Si la scène rap belge a explosé ces dernières années en France, ses premiers représentants se sont exportés il y a plus de quinze ans en arrière. Le groupe Starflam en est un parfait exemple : collaborations avec des Français, rotations francophones et tournée européenne. Membre central du groupe belge, Baloji a connu des débuts foisonnants avant de quitter l’aventure collective en 2004. Il s’est alors lancé en solo pour livrer un des albums les plus personnels du rap, Hôtel Impala, qui marqua le début d’une carrière en demi-teinte. Car la musique de Baloji est nuancée à son image : entre Afrique et Europe, succès et échecs, exils et appartenances. C’est à l’occasion de la sortie de son album 137 Avenue Kaniama que nous avons remonté ses sources musicales en compagnie du rappeur belge.


A : Dans ta jeunesse, tu vivais au-dessus d’une boutique de musique à Liège, « Caroline Music ». Est-ce là que tu as fait ton éducation musicale ? [Il a plus tard travaillé chez le disquaire « New Top 2000 » à Bruxelles, NDLR]

B : C’est là que j’ai fait mon éducation de musiques non noires. C’est aussi là où j’ai appris le blues, je ne savais pas du tout ce que c’était, et de manière générale j’ai appris toutes ces musiques où la guitare est l’élément central, mais également la musique électronique. En plus du disquaire, il y avait un vidéoclub juste au-dessus. J’habitais au-dessus, mon courrier arrivait dans la boutique, et j’étais tous les jours chez eux. Chaque jour je prenais un film. C’était fondateur pour moi d’être le voisin de Caroline Music.

A : Il y a des albums que tu as écoutés là-bas et que tu considères comme cultes dans ta construction musicale ?

B : C’est marrant il y a un disque dont j’ai parlé toute à l’heure avec le mec du label, le White Album des Beatles. A priori je ne voyais pas trop le rapprochement mais en fait, si. C’est un truc un peu décomplexé où ils se sont faits plaisir, ils se sont dit : « tant pis l’industrie, tant pis les codes, on va faire ce qu’on a à faire ». Ce disque est fascinant pour cela.

A : Te rappelles-tu du premier disque que tu as acheté là-bas ?

B : Oh la vache, j’en ai acheté au moins une centaine ! Mais le premier que j’ai dû acheter malheureusement c’est Benny B. [Rires]

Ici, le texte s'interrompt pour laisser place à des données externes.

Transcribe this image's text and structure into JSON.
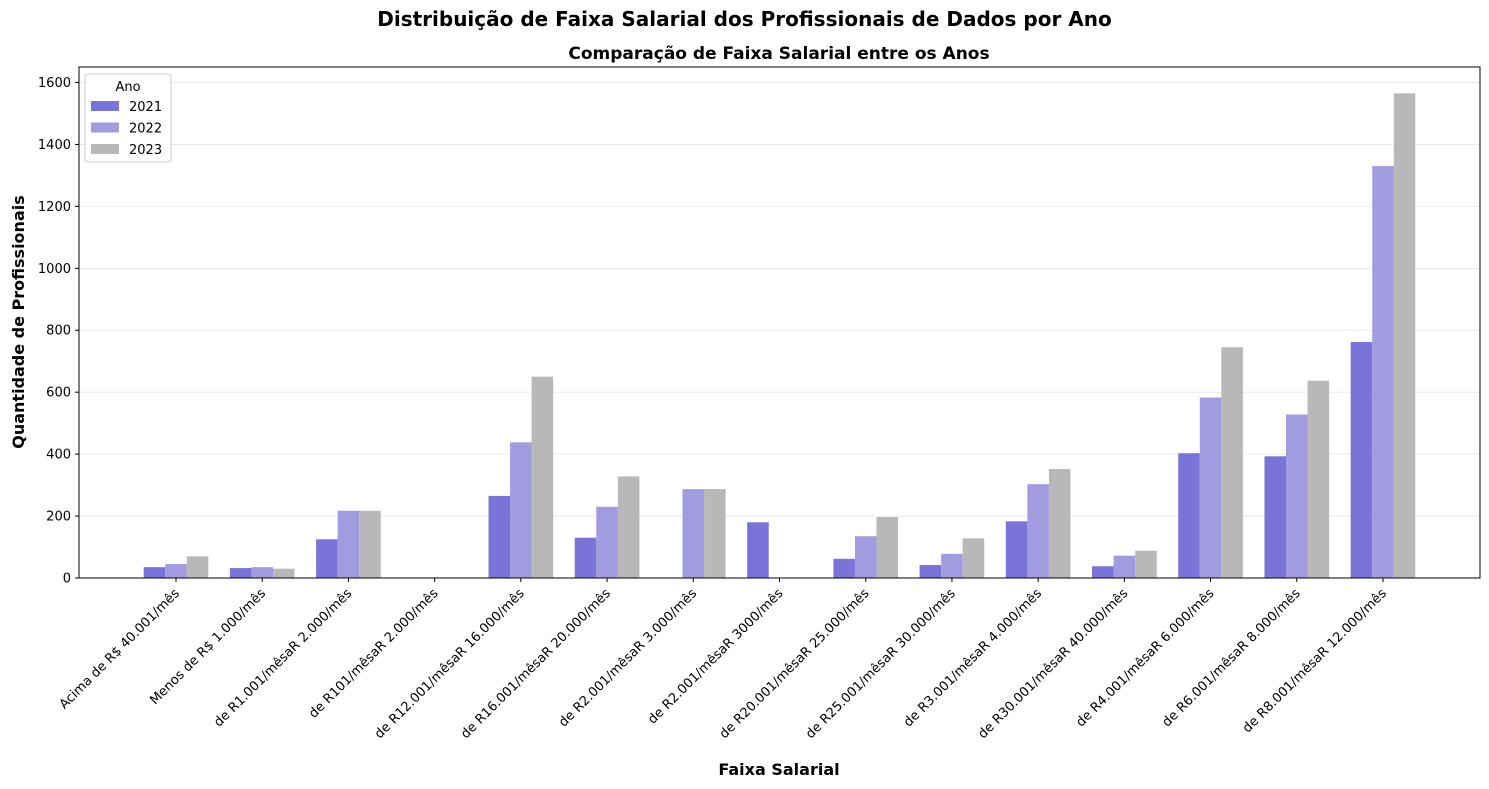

A : Tu as découvert le rap là-bas ?

B : Je faisais déjà du rap, j’ai vécu au-dessus de Caroline Music entre dix-neuf et vingt-six ans. Le truc dans Starflam c’est qu’il y avait deux Colombiens qui étaient à fond dans le rap colombien, dans la musique colombienne, dans le Fania All Stars, dans le rap façon Beatnuts, D.I.T.C., tout ce qui était un rap un peu latin, sauf qu’aujourd’hui on dirait du « latinorap » mais à l’époque personne ne disait que c’était latin. Je me souviens d’un groupe qui s’appelait Funkdoobiest, des trucs comme ça, c’est ce qu’ils écoutaient. Et vu que c’était DJ Mig One qui faisait les beats pour nous, on n’avait pas le choix. Et il me disait : « Écoute si tu es un vrai rappeur tu dois savoir poser sur n’importe quelle instru », et je ne comprenais pas ce qu’il disait en fait. Il me mettait des trucs jamaïcains parce que j’étais plutôt fan de Boot Camp Clik et Smif-n-Wessun, et sur chacun de leurs disques il y avait toujours un ou deux morceaux jamaïcains et j’ai un peu dévié vers ça. À l’époque je ne me posais pas la question, pour moi c’était du rap quoi. C’est aujourd’hui qu’on me dit que ce que je fais n’est pas du rap.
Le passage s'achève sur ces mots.